How could Type I and II errors occur with computer software (e.g., R, SPSS, SAS, G*Power) readily available? Who knows? But, I want to explore two other types of errors that novice researchers make.

Type III Error

A Type III error is closely related to a Type I error. However, instead of rejecting the null hypothesis in error, the null hypothesis is rejected for the wrong reason. This type of error is not as severe as a Type I error since one arrives at the correct conclusion. Contributing factors to a Type III error are incorrect definition or operationalization of variables or poor theory. As stated by Schwartz and Carpenter (1999), a Type III error is a situation of obtaining the right answer to the wrong question.

Type IV Error

A Type IV error is also related to a Type III error. In fact, some scholars say it is a subset of the Type III error. Regardless, a Type IV error involves correctly rejecting the null hypothesis but misinterpreting the data. Common reasons are running the wrong test based on the data structure, collinearity in a regression model, or interpreting variables incorrectly (a three-level ordinal variable treated as interval).

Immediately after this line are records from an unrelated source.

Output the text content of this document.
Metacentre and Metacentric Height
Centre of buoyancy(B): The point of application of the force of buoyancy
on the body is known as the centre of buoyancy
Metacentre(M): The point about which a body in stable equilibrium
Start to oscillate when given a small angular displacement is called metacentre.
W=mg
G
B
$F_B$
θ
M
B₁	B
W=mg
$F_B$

To learn more about Type III and Type IV errors, see Gelman and Carlin (2014) for their discussion of Type S and Type M errors, Tate (2015) on Type III errors relating to mediation, MacKinnon and Pirlott (2014) for their discussion of Type IV errors relating to confounding in mediators, , and Umesh et al. (1996) for Type IV errors in marketing research.


Gelman, A., & Carlin, J. (2014). Beyond power calculations: Assessing Type S (Sign) and Type M (Magnitude Errors). Perspectives on Psychological Science, 9(6), 641-651.

MacKinnon, D. P., & Pirlott, A. G. (2014). Statistical approaches for enhancing causal interpretation of the M to Y relation in mediation analysis. Personality and Social Psychology Review, 19(1), 30-43.

Schwartz, S., & Carpenter, K. M. (1999). The right answer for the wrong question: Consequences of Type III error for public health research. American Journal of Public Health, 89(8), 1175-1180.

Tate, C. U. (2015). On the overuse and misuse of mediation analysis: It may be a matter of timing. Basic and Applied Social Psychology, 37(4), 235-246.

Umesh, U. N., Peterson, R. A., McCann-Nelson, M., & Vaidyanatyan, R. (1996). Type IV error in marketing research: The investigation of ANOVA interactions. Journal of the Academic of Marketing Science, 24(1), 17-26.